ARE YOU RISK AVERSE?

1. It's a ground reality that as long as money is there, we are happy, even if it is lying unutilized and idle, and often realize too late that our obsession with capital protection is harmful for creating wealth, because it's not possible to put our money to earn "real" returns and protect it as well.
2. It would be easy for all of us if investment choices for "real" returns were simple, straightforward, and came with that one factor that pleases us—no damage to our invested capital.
3. Studies suggest that we like to use rules of thumb that make our daily life easy for us, as we are not too capable of making complex decisions involving many variables, hence search for simplicity everywhere.
4. When it comes to finance, we, therefore, choose to clutch on to capital protection and "promised" returns, because a deep fear of the unknown engulfs us when the thumb rules in our mind get broken too often during our long-term investment journey.

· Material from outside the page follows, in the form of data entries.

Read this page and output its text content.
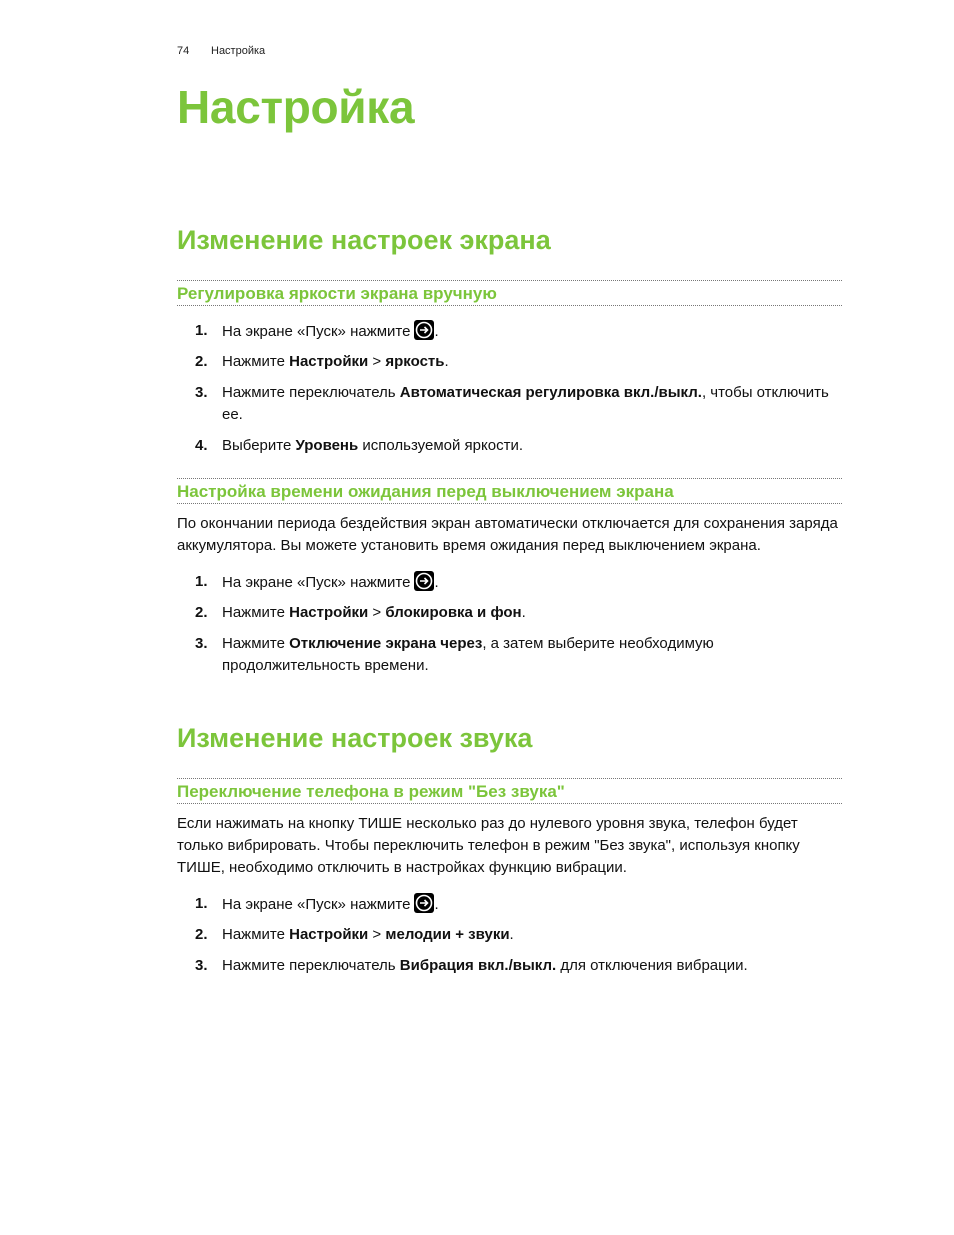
74 Настройка
Настройка
Изменение настроек экрана
Регулировка яркости экрана вручную
1. На экране «Пуск» нажмите .
2. Нажмите Настройки > яркость.
3. Нажмите переключатель Автоматическая регулировка вкл./выкл., чтобы отключить ее.
4. Выберите Уровень используемой яркости.
Настройка времени ожидания перед выключением экрана

По окончании периода бездействия экран автоматически отключается для сохранения заряда аккумулятора. Вы можете установить время ожидания перед выключением экрана.

1. На экране «Пуск» нажмите .
2. Нажмите Настройки > блокировка и фон.
3. Нажмите Отключение экрана через, а затем выберите необходимую продолжительность времени.
Изменение настроек звука
Переключение телефона в режим "Без звука"

Если нажимать на кнопку ТИШЕ несколько раз до нулевого уровня звука, телефон будет только вибрировать. Чтобы переключить телефон в режим "Без звука", используя кнопку ТИШЕ, необходимо отключить в настройках функцию вибрации.

1. На экране «Пуск» нажмите .
2. Нажмите Настройки > мелодии + звуки.
3. Нажмите переключатель Вибрация вкл./выкл. для отключения вибрации.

5. To overcome this simplicity and fear towards investments, we should mull what others do with our money, including our post office, banks, corporates and fund houses, because they do precisely the same thing - investing it on our behalf to build assets or create wealth - and this activity can't be done without taking risks, and the "real" returns from these assets will be used to provide us the return on our invested capital.
6. How these financial assets will perform in the future is an unknown variable for all investors, including our post office, banks, corporates and fund houses, and even the best-managed businesses can collapse, and their well-thought out strategies can misfire.
7. Students pursuing a professional degree course, without a promised job, have also made a risky investment.
8. Tourists satisfying their hunger at various eateries in a new town, have also taken risky decisions.
9. And there is no rule in the book that would have helped them make such choices with "guaranteed" outcomes.
10. Actually, we should just overcome our fear of risk by segregating the risk that is avoidable, as it is not only a theory but an investing reality that there is no return without risk.